Why do people who suggest thinning out the field always come from larger, stronger organizations after all? I have yet to hear someone attached to a small, weak organization suggesting the thinning out strategy!

Maybe if boards, working with the staff leadership, spent more time planning strong fund-raising efforts rather than demanding that budgets be cut our arts organizations would be healthier.

Perhaps we need to stop thinking about ways to make it easier at the expense of others and start thinking about ways to make our work more interesting to a wider set of audience members and donors.

And maybe we need to remember that while a greater range of arts organizations might make for more competition, it also makes for a far more interesting arts environment.

Comments

Re: Thinning Out the Field

All good points. Soon after joining the foundation world a few years ago after 15 years in the grantseeking portion of the civic sector I found a "too many non-profits" lament to be nearly universal. And it is by no means unique to arts funders though certainly it never takes long for a gathering of arts-foundation staffs and boards to center on it as an "issue."

I've never found the logic of it compelling at all. Certainly the real-life evidence of the past several decades in this country does not support the notion of there being some sort of fixed national revenues pie for arts groups to divvy up. (Note that I say "revenues" not simply "giving", though the statement works just as well if we do just mean charitable contributions.) And the case for mergers/consolidation ignores that in reality most arts non-profits (all but the biggest) are already extremely lean on overhead and administration costs -- arguably if anything moreso than is healthy -- so the idea of there being lots of money to save by combining back offices seems largely a myth.
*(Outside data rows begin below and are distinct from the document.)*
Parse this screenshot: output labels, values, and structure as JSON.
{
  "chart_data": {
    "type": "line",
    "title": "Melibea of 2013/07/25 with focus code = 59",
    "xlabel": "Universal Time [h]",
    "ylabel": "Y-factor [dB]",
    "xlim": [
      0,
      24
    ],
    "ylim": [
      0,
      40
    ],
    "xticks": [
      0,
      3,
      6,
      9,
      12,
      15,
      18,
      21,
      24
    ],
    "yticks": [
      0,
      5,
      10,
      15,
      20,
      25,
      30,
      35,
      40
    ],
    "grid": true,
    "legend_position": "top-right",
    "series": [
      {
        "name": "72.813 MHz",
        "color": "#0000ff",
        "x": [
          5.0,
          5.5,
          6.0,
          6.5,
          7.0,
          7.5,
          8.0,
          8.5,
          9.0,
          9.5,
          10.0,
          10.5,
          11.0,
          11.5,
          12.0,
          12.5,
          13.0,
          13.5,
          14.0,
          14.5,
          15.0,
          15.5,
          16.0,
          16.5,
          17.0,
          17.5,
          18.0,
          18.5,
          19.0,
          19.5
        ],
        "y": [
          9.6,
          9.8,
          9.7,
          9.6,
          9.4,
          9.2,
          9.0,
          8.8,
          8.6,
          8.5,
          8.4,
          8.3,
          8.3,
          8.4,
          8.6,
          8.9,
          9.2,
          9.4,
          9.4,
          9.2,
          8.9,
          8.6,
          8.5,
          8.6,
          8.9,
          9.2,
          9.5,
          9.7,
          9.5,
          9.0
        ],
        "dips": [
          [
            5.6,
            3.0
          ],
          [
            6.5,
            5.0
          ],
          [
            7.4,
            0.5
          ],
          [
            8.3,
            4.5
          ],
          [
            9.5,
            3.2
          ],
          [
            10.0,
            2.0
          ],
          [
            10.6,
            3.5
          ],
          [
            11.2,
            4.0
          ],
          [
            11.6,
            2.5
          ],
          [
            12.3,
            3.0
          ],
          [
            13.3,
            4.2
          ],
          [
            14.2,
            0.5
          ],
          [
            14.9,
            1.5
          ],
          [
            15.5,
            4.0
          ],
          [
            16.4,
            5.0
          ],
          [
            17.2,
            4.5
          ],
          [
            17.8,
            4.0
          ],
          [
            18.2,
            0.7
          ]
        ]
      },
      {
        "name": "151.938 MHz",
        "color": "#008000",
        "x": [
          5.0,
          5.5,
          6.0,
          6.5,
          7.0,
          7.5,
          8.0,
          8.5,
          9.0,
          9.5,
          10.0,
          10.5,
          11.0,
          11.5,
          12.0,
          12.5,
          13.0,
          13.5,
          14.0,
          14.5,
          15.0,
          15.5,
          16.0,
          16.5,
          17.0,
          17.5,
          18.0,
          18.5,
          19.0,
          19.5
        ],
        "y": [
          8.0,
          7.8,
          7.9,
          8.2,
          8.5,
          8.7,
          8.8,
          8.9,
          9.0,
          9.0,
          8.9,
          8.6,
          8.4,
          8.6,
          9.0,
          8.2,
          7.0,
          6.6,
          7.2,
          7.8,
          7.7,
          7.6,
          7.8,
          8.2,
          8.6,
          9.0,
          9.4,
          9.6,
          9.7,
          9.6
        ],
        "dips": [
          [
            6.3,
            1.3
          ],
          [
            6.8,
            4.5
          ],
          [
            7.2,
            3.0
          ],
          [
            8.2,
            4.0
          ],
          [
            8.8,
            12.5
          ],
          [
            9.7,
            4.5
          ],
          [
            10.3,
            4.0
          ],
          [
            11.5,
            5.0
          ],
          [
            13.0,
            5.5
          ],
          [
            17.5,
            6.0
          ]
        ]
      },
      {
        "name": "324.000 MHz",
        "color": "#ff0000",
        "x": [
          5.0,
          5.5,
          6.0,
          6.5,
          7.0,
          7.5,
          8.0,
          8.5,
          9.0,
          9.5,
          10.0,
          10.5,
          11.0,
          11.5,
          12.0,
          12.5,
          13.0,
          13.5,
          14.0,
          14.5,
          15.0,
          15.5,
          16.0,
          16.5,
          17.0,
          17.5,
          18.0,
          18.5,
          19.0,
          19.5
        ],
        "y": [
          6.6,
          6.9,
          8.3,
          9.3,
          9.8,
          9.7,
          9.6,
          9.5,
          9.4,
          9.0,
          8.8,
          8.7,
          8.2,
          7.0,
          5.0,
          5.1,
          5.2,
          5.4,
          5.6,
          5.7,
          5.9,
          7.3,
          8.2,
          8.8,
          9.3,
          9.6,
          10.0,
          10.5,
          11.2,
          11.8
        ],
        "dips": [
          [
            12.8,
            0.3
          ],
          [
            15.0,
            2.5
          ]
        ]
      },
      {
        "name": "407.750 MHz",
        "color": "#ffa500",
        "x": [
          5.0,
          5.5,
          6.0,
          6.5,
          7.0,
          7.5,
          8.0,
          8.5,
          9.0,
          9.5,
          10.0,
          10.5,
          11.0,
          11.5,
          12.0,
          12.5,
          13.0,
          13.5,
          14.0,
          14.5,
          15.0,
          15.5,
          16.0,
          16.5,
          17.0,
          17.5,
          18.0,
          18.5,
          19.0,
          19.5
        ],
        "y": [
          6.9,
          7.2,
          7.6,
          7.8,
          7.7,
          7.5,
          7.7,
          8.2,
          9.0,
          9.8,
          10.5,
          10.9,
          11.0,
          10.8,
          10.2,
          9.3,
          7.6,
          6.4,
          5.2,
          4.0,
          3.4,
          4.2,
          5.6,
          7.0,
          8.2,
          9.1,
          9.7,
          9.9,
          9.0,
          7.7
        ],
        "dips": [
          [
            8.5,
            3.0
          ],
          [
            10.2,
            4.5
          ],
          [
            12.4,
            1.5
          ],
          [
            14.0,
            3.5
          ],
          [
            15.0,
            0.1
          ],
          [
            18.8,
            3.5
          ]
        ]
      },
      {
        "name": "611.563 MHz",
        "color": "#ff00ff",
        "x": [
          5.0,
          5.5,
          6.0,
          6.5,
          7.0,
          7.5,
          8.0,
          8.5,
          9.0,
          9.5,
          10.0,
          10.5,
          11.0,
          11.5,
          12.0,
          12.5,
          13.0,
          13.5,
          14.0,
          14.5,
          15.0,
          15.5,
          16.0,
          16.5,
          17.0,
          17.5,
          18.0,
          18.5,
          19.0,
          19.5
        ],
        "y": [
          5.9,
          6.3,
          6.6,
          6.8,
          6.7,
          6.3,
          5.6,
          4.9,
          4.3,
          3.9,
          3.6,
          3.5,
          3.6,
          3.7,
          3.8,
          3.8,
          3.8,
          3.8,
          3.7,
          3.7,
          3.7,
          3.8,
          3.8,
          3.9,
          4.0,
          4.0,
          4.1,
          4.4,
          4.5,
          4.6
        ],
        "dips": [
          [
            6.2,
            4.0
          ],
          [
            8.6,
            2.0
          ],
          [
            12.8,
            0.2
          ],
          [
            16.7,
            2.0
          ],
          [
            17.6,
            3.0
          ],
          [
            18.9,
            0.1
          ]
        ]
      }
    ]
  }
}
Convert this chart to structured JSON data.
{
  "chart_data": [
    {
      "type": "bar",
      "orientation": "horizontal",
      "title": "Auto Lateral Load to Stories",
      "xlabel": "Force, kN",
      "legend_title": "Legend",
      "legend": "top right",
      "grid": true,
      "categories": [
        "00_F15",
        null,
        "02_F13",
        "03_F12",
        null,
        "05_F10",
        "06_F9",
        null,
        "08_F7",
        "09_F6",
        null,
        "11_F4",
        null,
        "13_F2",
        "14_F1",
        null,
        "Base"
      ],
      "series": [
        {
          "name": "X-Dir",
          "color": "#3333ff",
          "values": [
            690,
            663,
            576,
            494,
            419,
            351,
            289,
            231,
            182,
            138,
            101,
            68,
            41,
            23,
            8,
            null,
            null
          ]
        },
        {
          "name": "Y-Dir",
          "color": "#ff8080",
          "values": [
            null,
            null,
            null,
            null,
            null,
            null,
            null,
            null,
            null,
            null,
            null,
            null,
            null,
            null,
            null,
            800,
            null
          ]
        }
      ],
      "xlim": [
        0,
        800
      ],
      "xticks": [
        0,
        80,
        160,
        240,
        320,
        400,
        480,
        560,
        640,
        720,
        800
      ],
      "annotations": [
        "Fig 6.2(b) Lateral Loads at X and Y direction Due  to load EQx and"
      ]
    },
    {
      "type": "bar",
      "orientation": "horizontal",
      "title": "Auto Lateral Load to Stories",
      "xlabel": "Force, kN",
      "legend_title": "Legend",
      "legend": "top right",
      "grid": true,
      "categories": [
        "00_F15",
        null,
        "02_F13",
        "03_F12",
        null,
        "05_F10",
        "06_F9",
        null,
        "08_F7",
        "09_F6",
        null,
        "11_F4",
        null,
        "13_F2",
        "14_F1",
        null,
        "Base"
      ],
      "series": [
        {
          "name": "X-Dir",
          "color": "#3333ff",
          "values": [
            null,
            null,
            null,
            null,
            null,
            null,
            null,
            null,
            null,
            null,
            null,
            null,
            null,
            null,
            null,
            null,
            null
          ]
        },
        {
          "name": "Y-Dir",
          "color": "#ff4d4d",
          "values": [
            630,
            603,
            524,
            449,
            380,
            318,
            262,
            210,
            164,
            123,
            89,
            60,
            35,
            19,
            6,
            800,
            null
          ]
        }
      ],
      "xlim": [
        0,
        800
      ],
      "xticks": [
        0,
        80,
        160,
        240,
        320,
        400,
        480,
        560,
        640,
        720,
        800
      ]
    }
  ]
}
But what most puzzles me about this particular piece of conventional wisdom is that we never seem to even consider the broad _costs_ of it. Your very last point above seems to be always overlooked. The arts sector is so much more dynamic in so many ways than it was 20 or 30 years ago, and isn't that a great thing, and isn't that something we want? Put another way: when Target and Wal-Mart open up their big boxes near a small city do we say "Oh thank goodness, there were too damn many of those quirky needy little local businesses around here!"?